The Curried Creator

Functions that return functions seem peculiar, yet this hack simplified Haskell Curry’s math a couple of decades before the electronic computer. The pattern has wormed its way into recent computer languages where is solves other problems.

Most bodies of user mode code designed for a capability kernel include a small portion that runs to create a new instance of the object, a Zot, whose behavior the code defines. Strictly this portions defines the behavior of a different object called the Zot creator. This pattern is so convenient that it was perhaps universal in Keykos. I suspect it is a good plan for other capability platforms as well. The capability to the unique creator was conventionally called “ZotC” in the shared public directory where the creators of the common objects were found. Insofar as objects are functions, ZotC is a function that returns a function.

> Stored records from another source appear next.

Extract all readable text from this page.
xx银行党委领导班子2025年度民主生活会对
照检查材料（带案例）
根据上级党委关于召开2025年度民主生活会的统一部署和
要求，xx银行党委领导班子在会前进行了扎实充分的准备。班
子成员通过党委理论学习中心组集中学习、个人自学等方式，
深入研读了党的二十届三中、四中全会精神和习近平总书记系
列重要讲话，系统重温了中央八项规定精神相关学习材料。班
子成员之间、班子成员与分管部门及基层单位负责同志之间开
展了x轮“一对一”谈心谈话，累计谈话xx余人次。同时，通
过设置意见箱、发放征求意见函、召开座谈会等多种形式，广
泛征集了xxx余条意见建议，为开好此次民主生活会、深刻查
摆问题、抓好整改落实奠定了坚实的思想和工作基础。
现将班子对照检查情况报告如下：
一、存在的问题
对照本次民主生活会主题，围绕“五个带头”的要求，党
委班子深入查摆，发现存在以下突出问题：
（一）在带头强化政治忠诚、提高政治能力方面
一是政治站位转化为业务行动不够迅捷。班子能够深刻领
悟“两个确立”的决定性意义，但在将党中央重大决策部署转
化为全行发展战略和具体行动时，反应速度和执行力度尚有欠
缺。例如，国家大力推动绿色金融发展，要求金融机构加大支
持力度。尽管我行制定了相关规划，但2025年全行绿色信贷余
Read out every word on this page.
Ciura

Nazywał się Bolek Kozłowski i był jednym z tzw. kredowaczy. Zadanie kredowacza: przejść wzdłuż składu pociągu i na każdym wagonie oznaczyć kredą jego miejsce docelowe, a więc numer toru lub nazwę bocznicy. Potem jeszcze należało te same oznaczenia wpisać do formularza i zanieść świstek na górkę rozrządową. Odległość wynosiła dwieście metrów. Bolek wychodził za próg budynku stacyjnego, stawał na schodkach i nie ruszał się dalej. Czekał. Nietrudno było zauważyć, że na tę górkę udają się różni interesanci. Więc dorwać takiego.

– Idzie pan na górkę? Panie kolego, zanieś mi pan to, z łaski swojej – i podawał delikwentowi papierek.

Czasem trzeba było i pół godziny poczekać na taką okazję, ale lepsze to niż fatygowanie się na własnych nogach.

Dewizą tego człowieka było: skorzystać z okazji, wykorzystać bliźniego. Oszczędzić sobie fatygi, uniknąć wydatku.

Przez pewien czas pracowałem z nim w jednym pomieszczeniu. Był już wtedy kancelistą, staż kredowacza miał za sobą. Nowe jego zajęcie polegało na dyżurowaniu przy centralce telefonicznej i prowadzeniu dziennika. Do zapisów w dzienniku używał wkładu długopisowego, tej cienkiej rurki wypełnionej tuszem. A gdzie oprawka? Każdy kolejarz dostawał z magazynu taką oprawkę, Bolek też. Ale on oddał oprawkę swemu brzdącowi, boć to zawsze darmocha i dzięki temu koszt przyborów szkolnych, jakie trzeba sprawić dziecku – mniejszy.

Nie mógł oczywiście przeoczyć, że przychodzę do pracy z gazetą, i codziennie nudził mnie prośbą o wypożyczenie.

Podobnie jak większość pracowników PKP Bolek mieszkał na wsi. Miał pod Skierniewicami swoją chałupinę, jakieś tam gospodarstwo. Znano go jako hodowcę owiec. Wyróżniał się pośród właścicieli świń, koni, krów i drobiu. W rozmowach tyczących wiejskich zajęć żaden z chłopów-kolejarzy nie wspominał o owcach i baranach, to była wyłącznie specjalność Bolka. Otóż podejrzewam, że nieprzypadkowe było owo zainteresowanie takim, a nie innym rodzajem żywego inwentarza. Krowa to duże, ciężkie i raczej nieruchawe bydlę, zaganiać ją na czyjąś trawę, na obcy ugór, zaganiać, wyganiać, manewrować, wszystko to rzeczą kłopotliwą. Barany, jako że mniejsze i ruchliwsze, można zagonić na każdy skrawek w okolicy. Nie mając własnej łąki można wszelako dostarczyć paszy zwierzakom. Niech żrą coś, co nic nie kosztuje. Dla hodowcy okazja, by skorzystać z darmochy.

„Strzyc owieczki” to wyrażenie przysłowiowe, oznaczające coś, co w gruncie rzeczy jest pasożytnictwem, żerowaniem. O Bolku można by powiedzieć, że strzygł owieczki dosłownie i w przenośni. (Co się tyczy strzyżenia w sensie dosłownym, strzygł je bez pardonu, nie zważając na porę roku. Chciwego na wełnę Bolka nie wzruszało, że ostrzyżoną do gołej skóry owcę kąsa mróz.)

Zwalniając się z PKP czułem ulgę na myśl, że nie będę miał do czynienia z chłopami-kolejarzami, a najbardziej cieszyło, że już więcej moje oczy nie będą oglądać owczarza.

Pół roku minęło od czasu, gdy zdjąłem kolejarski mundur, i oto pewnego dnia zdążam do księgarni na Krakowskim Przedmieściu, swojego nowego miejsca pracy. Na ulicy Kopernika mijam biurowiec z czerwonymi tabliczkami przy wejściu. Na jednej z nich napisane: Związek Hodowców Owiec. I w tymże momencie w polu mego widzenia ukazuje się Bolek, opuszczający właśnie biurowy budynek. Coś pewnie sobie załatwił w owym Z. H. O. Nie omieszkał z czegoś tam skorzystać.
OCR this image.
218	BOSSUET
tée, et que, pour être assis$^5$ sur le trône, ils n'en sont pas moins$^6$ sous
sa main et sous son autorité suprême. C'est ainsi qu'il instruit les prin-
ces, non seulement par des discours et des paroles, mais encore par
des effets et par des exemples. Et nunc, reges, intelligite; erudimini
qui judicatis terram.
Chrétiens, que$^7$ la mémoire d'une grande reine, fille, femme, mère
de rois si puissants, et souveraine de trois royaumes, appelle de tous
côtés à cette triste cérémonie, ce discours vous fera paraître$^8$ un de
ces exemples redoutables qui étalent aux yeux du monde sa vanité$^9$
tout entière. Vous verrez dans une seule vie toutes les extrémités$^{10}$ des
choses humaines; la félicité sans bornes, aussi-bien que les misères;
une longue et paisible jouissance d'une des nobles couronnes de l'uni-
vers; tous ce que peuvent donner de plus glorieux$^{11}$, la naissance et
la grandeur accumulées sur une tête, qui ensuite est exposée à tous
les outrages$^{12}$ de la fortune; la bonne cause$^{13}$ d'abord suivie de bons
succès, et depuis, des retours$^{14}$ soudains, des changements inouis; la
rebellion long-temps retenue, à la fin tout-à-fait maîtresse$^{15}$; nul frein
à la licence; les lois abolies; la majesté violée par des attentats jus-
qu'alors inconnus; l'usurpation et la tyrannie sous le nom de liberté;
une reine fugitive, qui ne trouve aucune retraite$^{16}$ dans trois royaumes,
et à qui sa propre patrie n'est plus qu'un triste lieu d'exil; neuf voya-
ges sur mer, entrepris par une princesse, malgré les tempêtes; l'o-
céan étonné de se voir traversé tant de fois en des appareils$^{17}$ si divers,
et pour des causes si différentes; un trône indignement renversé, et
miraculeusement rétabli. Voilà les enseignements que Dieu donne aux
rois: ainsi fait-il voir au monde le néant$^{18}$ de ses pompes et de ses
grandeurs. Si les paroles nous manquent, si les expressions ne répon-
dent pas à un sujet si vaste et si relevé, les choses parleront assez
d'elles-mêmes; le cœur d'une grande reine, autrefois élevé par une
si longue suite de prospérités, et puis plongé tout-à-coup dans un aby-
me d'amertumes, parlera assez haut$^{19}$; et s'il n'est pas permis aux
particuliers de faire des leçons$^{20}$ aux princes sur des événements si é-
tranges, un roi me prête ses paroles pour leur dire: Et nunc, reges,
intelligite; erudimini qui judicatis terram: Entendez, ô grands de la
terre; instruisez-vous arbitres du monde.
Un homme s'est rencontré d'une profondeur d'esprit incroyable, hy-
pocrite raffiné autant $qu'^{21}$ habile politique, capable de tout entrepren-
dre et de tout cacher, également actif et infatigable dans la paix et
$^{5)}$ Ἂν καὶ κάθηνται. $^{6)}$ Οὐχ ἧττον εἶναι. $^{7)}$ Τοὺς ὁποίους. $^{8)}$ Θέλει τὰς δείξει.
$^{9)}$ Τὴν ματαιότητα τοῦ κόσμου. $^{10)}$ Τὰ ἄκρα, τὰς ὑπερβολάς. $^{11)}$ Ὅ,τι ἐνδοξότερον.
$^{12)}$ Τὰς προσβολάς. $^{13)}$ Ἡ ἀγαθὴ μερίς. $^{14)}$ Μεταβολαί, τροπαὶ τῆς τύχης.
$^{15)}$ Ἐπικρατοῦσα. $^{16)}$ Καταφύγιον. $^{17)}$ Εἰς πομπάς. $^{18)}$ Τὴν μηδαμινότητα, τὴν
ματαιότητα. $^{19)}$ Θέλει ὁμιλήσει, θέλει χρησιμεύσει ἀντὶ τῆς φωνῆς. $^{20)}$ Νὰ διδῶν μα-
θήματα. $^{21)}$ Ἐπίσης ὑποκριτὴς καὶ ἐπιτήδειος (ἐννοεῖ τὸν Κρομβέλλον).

The pattern may be iterated at least once. The factory code was accessed by invoking the factory creator creator (FCC). When X invokes FCC the factory code selects a new brander so that X may create a family of types of objects that trusted each other. Objects of one of these types may collaborate with others of the family with small overhead. This first factory code would then create a new domain, perhaps named FC by X. FC belongs to X and if Y calls FCC he will receive a factory creator with another brander.

When FC is called another portion of the factory code will create a domain to serve as the creator of objects of some particular type, within the family. All this folderol is merely Currying (where a function evaluates to another function and f(x, y) is replaced by f(x)(y)).

(define (log10 x) (/ (log x) (log 10))) ; but better:
(define log10 (let ((z (/ (log 10)))) (lambda (x) (* z (log x)))))

#include <math.h>
typedef double f(double);
f log10 =({double z = 1./log(10); double log10(double x){return z*log(x);}; log10;})

PROC (REAL)REAL log10 = (REAL z = 1.0/log(10); (REAL x)REAL: z*log(x));

The Scheme code is valid and useful. The C code is rejected by most compilers as including nested procedure definitions. Gcc accepts the code but fails because the outer stack frame, holding z, vanishes before the function can be called. The Algol68 code was accepted by and useful for the AWRE compiler.


Termination code was typically included and was typically the inverse of construction. If some step during creation was thwarted by insufficient space or other obstacle, it could conveniently GO TO (gasp) a spot in the destruction code that would uncreate what had just been created. (This is the only example of GO TO among the patterns that I embrace.)